What did #NCLB really mean? #education

I’m a fan of the “mini-series”– covering a topic over a series of blog posts for a short period of time. Every Monday in the month of February I’ll blog about a topic related to #education (at least tangentially).

As a school-based speech pathologist, I rely on evaluation instruments including formal assessments to guide my work. Tests give me the ability to compare a student’s speech and language skills to their same-age peers. It provides me with critical data that determines whether or not a student qualifies for school-based speech therapy and if a student does qualify, I write the student’s IEP (individual education plan) goals and treatment plan for each child based upon what the assessment revealed. There is a time for testing and a time for instruction.

Sometimes when I enter a classroom to see or remove a student for speech, I often find the student taking a test. Usually it’s not a run-of-the-mill weekly spelling test or some kind of curriculum-based test. Most of the time I find that students are taking some kind of standardized test. There are the district-wide reading and math tests (I’m not going to list them because I’m not sure I’m allowed to) and, god forbid, the student is a second language learner because then they have to take additional tests. If you think it’s just the kids in 3rd grade and above who take the statewide assessments, think again. I see kindergarten and first graders taking lots of tests, too. Some parts of the tests can take one hour to administer to students. When a teacher has 30+ first graders in one classroom, then we’re talking weeks and weeks of missed instruction while the teacher takes each student aside to test him/her.

2002: No Child Left Behind is signed into law

When I read that No Child Left Behind is basically being scrapped in several states, I rejoiced. But what did No Child Left Behind really do? Why did we put students and teachers through all that? I applaud efforts to make education better and testing needs to be a part of what happens in the classroom. We need to be data-driven. However, we have gone beyond logic with the increase in student testing that I see at work.

What I would like to see is a measure of student engagement.
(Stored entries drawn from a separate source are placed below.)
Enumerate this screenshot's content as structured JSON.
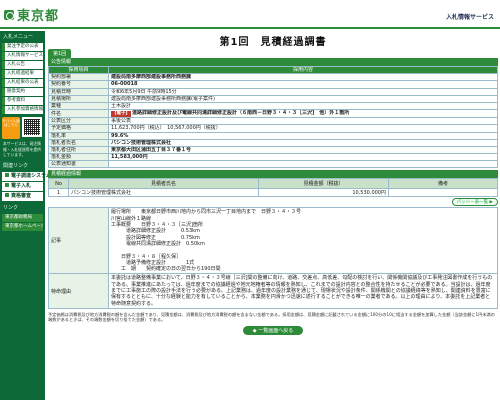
{
  "header": {
    "logo_text": "東京都",
    "right_title": "入札情報サービス"
  },
  "sidebar": {
    "menu_caption": "入札メニュー",
    "items": [
      "発注予定の公表",
      "入札情報サービス",
      "入札公告",
      "入札経過結果",
      "入札結果の公表",
      "随意契約",
      "参考資料",
      "入札参加資格情報"
    ],
    "mobile_text": "モバイル版はこちら",
    "note": "本サービスは、発注情報・入札経過等を提供しています。",
    "sys_caption": "関連リンク",
    "sys_items": [
      "電子調達システム(TOP)",
      "電子入札",
      "資格審査"
    ],
    "link_caption": "リンク",
    "links": [
      "東京都財務局",
      "東京都ホームページ"
    ]
  },
  "main": {
    "title": "第1回　見積経過調書",
    "tab": "第1回",
    "info_section": "公告情報",
    "col_item": "採用項目",
    "col_content": "採用内容",
    "rows": [
      {
        "label": "契約部署",
        "value": "建設局南多摩西部建設事務所西務課"
      },
      {
        "label": "契約番号",
        "value": "06-00018"
      },
      {
        "label": "見積日時",
        "value": "令和6年5月9日 午前9時15分"
      },
      {
        "label": "見積場所",
        "value": "建設局南多摩西部建設事務所西務課(電子案件)"
      },
      {
        "label": "業種",
        "value": "土木設計"
      },
      {
        "label": "件名",
        "tag": "【電子】",
        "value": "道路詳細修正設計及び電線共同溝詳細修正設計（６南西－日野３・４・３［三沢]　他）外１箇所"
      },
      {
        "label": "公表区分",
        "value": "事後公表"
      },
      {
        "label": "予定価格",
        "value": "11,623,700円（税込）　10,567,000円（税抜）"
      },
      {
        "label": "落札率",
        "value": "99.6%"
      },
      {
        "label": "落札者氏名",
        "value": "パシコン技術管理株式会社"
      },
      {
        "label": "落札者住所",
        "value": "東京都大田区蒲田五丁目３７番１号"
      },
      {
        "label": "落札金額",
        "value": "11,583,000円"
      },
      {
        "label": "公表通知書",
        "value": ""
      }
    ],
    "result_section": "見積経過情報",
    "result_cols": [
      "No",
      "見積者氏名",
      "見積金額（税抜）",
      "備考"
    ],
    "result_rows": [
      {
        "no": "1",
        "name": "パシコン技術管理株式会社",
        "amount": "10,530,000円",
        "note": ""
      }
    ],
    "detail_button": "パッシー表一覧",
    "notes_label": "記事",
    "notes": "履行場所　　東京都日野市西川地内から同市三沢一丁目地内まで　日野３・４・３号\n川宮山線外１路線\n工事概要　　日野３・４・３［三沢]箇所\n　　　道路詳細修正設計　　　0.53km\n　　　設計図等修正　　　　　0.75km\n　　　電線共同溝詳細修正設計　0.50km\n\n　　日野３・４・８［程久保］\n　　　道路予備修正設計　　　　1式\n　　工　期　　契約確定の日の翌日から190日間",
    "special_label": "特命理由",
    "special": "本委託は道路整備事業において、日野３・４・３号線［三沢]間の整備に向け、道路、交差点、高低差、勾配の検討を行い、関係機関協議及び工事発注図書作成を行うものである。事業推進にあたっては、過年度までの協議経過や地元地権者等の情報を熟知し、これまでの設計内容との整合性を持たせることが必要である。当設計は、過年度までに工事施工の際の設計手法を行う必要がある。上記業務は、過年度の設計業務を通じて、現場状況や設計条件、関係機関との協議経緯等を熟知し、関連資料を豊富に保有するとともに、十分な経験と能力を有していることから、本業務を円滑かつ迅速に遂行することができる唯一の業者である。以上の理由により、本委託を上記業者と特命随意契約する。",
    "footnote": "予定価格は消費税及び地方消費税の額を含んだ金額であり、見積金額は、消費税及び地方消費税の額を含まない金額である。採用金額は、見積金額に記載されている金額に100分の10に相当する金額を加算した金額（当該金額に1円未満の端数があるときは、その端数金額を切り捨てた金額）である。",
    "back_button": "一覧画面へ戻る"
  }
}
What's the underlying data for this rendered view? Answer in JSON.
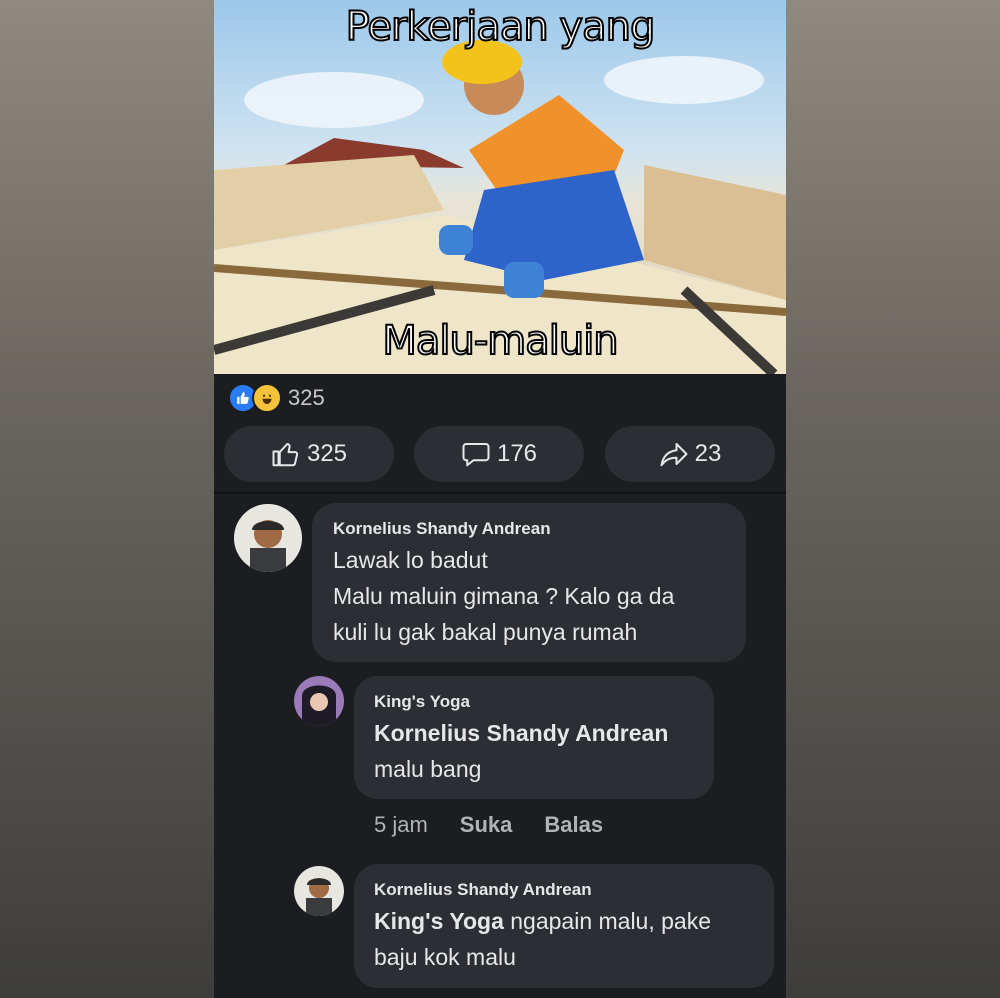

I believe that when a student is engaged in the material, they are able to connect with what they are learning in a bigger, meaningful way. Many teachers are successful at getting students to respond to classwork. One of my colleagues who is fantastic at creating dialogue and engagement with her classroom is just a few doors down from me at one of my schools. She has been teaching for probably close to 20 years and is incredibly skillful in the classroom. What makes her a great teacher is that she understands the age group, she is incredibly organized and focused on the curriculum, and the students know she cares deeply about each and every one of them. She is the kind of person who was meant to teach for a living. In fact, most of the teachers that I know are talented and dynamic educators — I like to associate with people I admire and can learn from. I have found that even the “best” school has a couple “bad” teachers and even the “worst” school has some amazing teachers. The ones who are making a difference in the lives of young people are the ones who are able to engage the students in the work — and that’s how we boost student achievement.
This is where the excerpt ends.